Here I will share a formula to help you compare two tables and remove duplicates in Google Sheets.
This tutorial can help you in the following way.
Suppose you have two tables in a Google Sheets file containing the invoice raised, and payment received details.
Assume the corresponding tab names are ACCOUNT RECEIVABLE and PAYMENT COLLECTED.
How to match the invoice numbers and remove the matching ones?
You can compare two tables for duplicates and remove them using a formula in Google Sheets.
Let’s prepare the sample data first.
Sample Data for Comparing Two Tables and Removing Duplicates
Table 1: ACCOUNTS RECEIVABLE
I have the following records in the accounts receivable tab.
Table 2: PAYMENT COLLECTED
I have just one record in the payment collected tab.
You can see now how to compare these two tables for duplicates and remove them.
As you can see Invoice Number II000025 repeats in both tables.
We can handle it in two ways!
- Remove all the occurrences of the matching rows.

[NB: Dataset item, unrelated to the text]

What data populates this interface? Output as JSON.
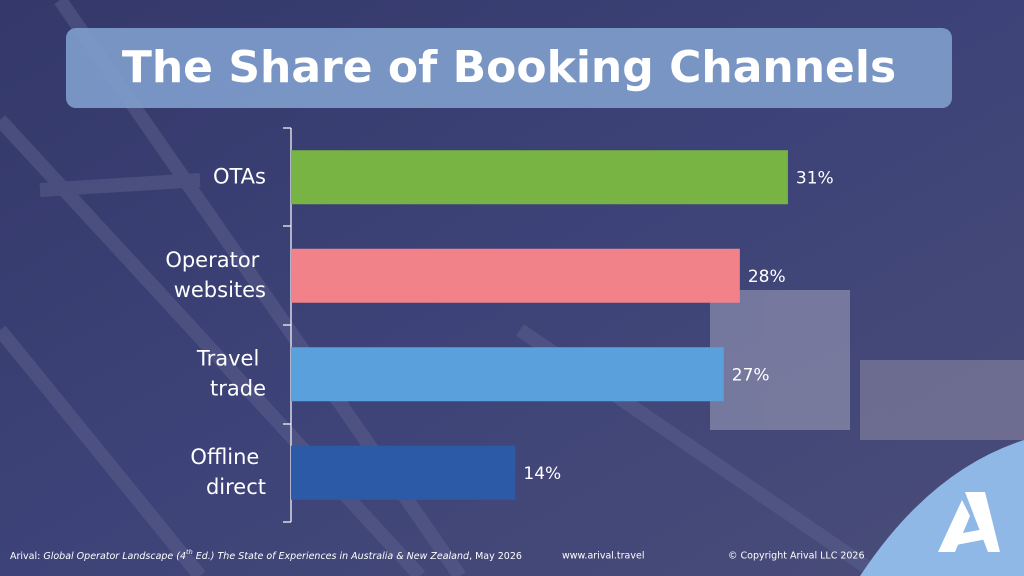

- Keep one record of the matching row.
How do we match the records?
It’s up to you whether to consider only the invoice number for matching (method A) or the total row (method B).
Formulas for Comparing Two Tables and Removing Duplicates
1. Removing All Occurrences of the Matching Row
Matching Total Row (method B):
The following formula will remove matching rows from both tables.

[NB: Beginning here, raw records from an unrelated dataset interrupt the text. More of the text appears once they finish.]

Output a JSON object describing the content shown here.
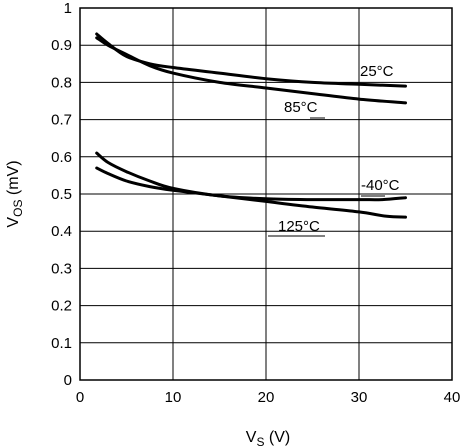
{
  "chart_data": {
    "type": "line",
    "xlabel": {
      "main": "V",
      "sub": "S",
      "unit": " (V)"
    },
    "ylabel": {
      "main": "V",
      "sub": "OS",
      "unit": " (mV)"
    },
    "xlim": [
      0,
      40
    ],
    "ylim": [
      0,
      1
    ],
    "xticks": [
      0,
      10,
      20,
      30,
      40
    ],
    "yticks": [
      0,
      0.1,
      0.2,
      0.3,
      0.4,
      0.5,
      0.6,
      0.7,
      0.8,
      0.9,
      1
    ],
    "ytick_labels": [
      "0",
      "0.1",
      "0.2",
      "0.3",
      "0.4",
      "0.5",
      "0.6",
      "0.7",
      "0.8",
      "0.9",
      "1"
    ],
    "xtick_labels": [
      "0",
      "10",
      "20",
      "30",
      "40"
    ],
    "grid": true,
    "series": [
      {
        "name": "25°C",
        "x": [
          1.8,
          3,
          5,
          7.5,
          10,
          15,
          20,
          25,
          30,
          35
        ],
        "y": [
          0.93,
          0.905,
          0.87,
          0.85,
          0.84,
          0.825,
          0.81,
          0.8,
          0.795,
          0.79
        ]
      },
      {
        "name": "85°C",
        "x": [
          1.8,
          3,
          5,
          7.5,
          10,
          15,
          20,
          25,
          30,
          35
        ],
        "y": [
          0.92,
          0.9,
          0.875,
          0.845,
          0.825,
          0.8,
          0.785,
          0.77,
          0.755,
          0.745
        ]
      },
      {
        "name": "-40°C",
        "x": [
          1.8,
          3,
          5,
          7.5,
          10,
          15,
          20,
          25,
          30,
          32.5,
          35
        ],
        "y": [
          0.61,
          0.585,
          0.56,
          0.535,
          0.515,
          0.495,
          0.487,
          0.485,
          0.485,
          0.485,
          0.49
        ]
      },
      {
        "name": "125°C",
        "x": [
          1.8,
          3,
          5,
          7.5,
          10,
          15,
          20,
          25,
          30,
          33,
          35
        ],
        "y": [
          0.57,
          0.555,
          0.535,
          0.52,
          0.51,
          0.495,
          0.48,
          0.465,
          0.452,
          0.44,
          0.438
        ]
      }
    ]
  }
}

=unique(vstack('ACCOUNTS RECEIVABLE'!A2:D,'PAYMENT COLLECTED'!A2:D),,true)
The VSTACK appends both tables vertically. The UNIQUE returns the distinct rows.
Here we can also use the following QUERY formula.
=query(query(vstack('ACCOUNTS RECEIVABLE'!A1:D,'PAYMENT COLLECTED'!A2:D),"Select Col1,Col2,Col3,Col4, Count(Col1) where Col1<>'' group by Col1,Col2,Col3,Col4"),"Select Col1,Col2,Col3,Col4 where Col5=1")
How Does this Query Formula Compare Two Tables (Datasets) and Remove Duplicates?
Before using this formula, it’s good for you to understand its logic first.
The above is a nested Query formula. The inner Query formula is the main one. What does it do?
=query(vstack('ACCOUNTS RECEIVABLE'!A1:D,'PAYMENT COLLECTED'!A2:D),"Select Col1,Col2,Col3,Col4, Count(Col1) where Col1<>'' group by Col1,Col2,Col3,Col4")
It groups all columns in the table and returns the count of records as follows.
The Outer Query filters out any row that contains >1
in the last column.
Matching Invoice Number (method A):
Assume the invoice amount is different for II000025 in both tables.
The above formulas won’t remove the said invoices because they are distinct.
In this case, we can modify our earlier Query formula by grouping only the invoice column.
=query(query(vstack('ACCOUNTS RECEIVABLE'!A1:D,'PAYMENT COLLECTED'!A2:D),"Select Col1,max(Col2),max(Col3),max(Col4), Count(Col1) where Col1<>'' group by Col1"),"Select Col1,Col2,Col3,Col4 where Col5=1")
2. Keeping the First Occurrence
Here also, we can use two types of formulas: Consider only the invoice number for matching (method A) or the total row (method B).
Matching Total Row (method B):
=let(ftr,unique(vstack('ACCOUNTS RECEIVABLE'!A2:D,'PAYMENT COLLECTED'!A2:D)),filter(ftr,choosecols(ftr,1)<>""))
Here the Unique does the job. The purpose of LET is to filter out blank rows in the result.
Matching Invoice Number (method A):
=let(ftr,sortn(vstack('ACCOUNTS RECEIVABLE'!A2:D,'PAYMENT COLLECTED'!A2:D),9^9,2,1,1),filter(ftr,choosecols(ftr,1)<>""))
Here the SORTN takes the place of Unique.
Related: SORTN Tie Modes.
The highlighted number in the formula represents the column for matching. Here it’s the invoice column, so # 1.
That’s all about how to compare two tables and remove duplicates in Google Sheets.